Fluoride Action Network

Fluoride Fantasy

Source: Santa Barbara News Press | February 2nd, 2001 | Editorial

“Smile in Style” is what the county health department calls its program to promote dental health among school children. Through this program, part of a statewide effort, kids are educated about dental hygiene and the proper way to brush and floss.

To that extent, it’s a terrific idea — learning how to take care of your teeth when you’re young can prevent all manner of problems later on.

Unfortunately, the program doesn’t stop there. “Smile in Style” also makes dietary fluoride supplements available to children in Santa Barbara and Carpinteria, areas whose water supply does not contain what the health department defines as the “optimal fluoride concentration.”

In a nod to individual rights and personal choice, the county asks for parental consent before giving any children the fluoride supplements. Nonetheless, there remains a problem. A true choice can be made only when adequate information is available, and in the case of “Smiles in Style,” the only information provided to parents is pro-fluoride propaganda.

In a recent commentary in the News-Press, two county health officials addressed the fluoride issue. “Fluoride supplement programs,” they wrote, “have been shown to be effective in preventing dental caries. When taken systematically through the water or with tablets, fluoride strengthens the enamel of the tooth … The safety and effectiveness of fluoride is well documented ….”

With all due respect, we must take issue.

Take a look at the tube of toothpaste in your home medicine cabinet. If it contains fluoride — and chances are it does — it’s emblazoned with a health warning.

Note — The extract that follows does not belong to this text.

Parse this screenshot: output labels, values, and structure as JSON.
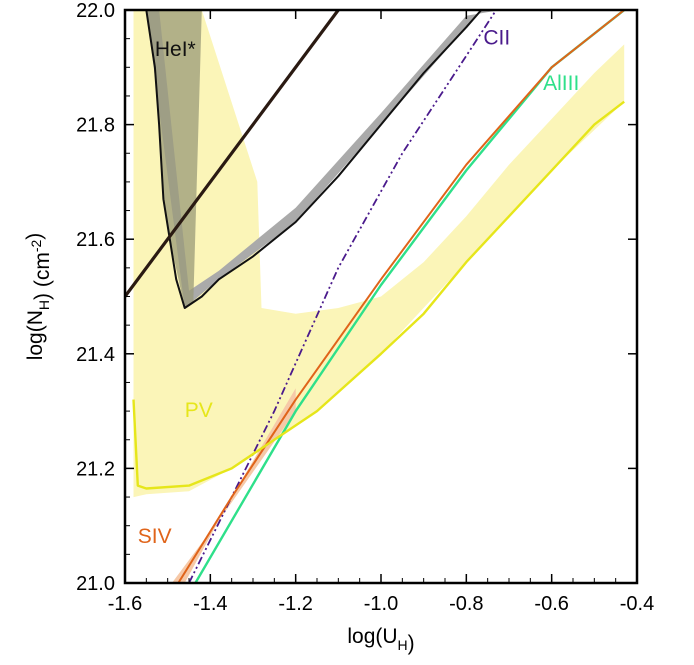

Required by the Food and Drug Administration since 1997, the warning cautions that children between the ages of 2 and 6 should be allowed to use only a pea-sized amount of toothpaste and that their brushing should be supervised to minimize swallowing.

The warning also advises parents to keep fluoride toothpaste out of the reach of children under 6, and it concludes with the chilling suggestion: “In case of accidental ingestion … contact a Poison Control Center immediately.”

Fluoride is, in fact, highly toxic in large doses. Indeed, it used to be sold as a rat poison.

Ever since the 1950s, we have been told that our water systems should be fluoridated to prevent cavities. The fluoridation movement swept the country, and those who opposed it were derided as conspiracy buffs and right-wing nuts.

In recent years, however, a growing body of research has raised serious questions about long-term fluoride use, indicating it may cause health problems such as cancer, mental impairment, brittle bones and fluorosis — a splotching of the teeth due to weak enamel.

Research also suggests that fluoride is not the cavity-fighter it has been touted to be. Yes, cavity rates have declined in the United States. But they have declined just as much in Western Europe, which is almost completely unfluoridated.

One result of all this new knowledge is that opposition to fluoridation has become much more mainstream. For instance, the labor union that represents professionals at the federal Environmental Protection Agency has demanded that workers at EPA headquarters be provided with unfluoridated bottled water. Among other things, the union cites “the lack of benefit to dental health” and the “chronic toxic hazards of gene mutations, cancer, reproductive effects, neurotoxicity, bone pathology and dental fluorosis.”

For its part, California remains one of the least fluoridated states in the union, and attempts to change that generally provoke vociferous citizen opposition. Two years ago, Santa Cruz voters passed a ballot measure prohibiting fluoride, and a citizens group in Los Angeles has filed a lawsuit to halt fluoridation there.

Last year Santa Barbara officials did the right thing by defying state regulations and voting against fluoridation. Such efforts should be extended across Santa Barbara County and California as a whole.

If some people think it makes sense to add a potentially toxic compound to their drinking water, that’s their business. But the idea that we should be contaminating water, soil, the oceans, and exposing wildlife and people involuntarily to this chemical, simply has no place in the 21st century.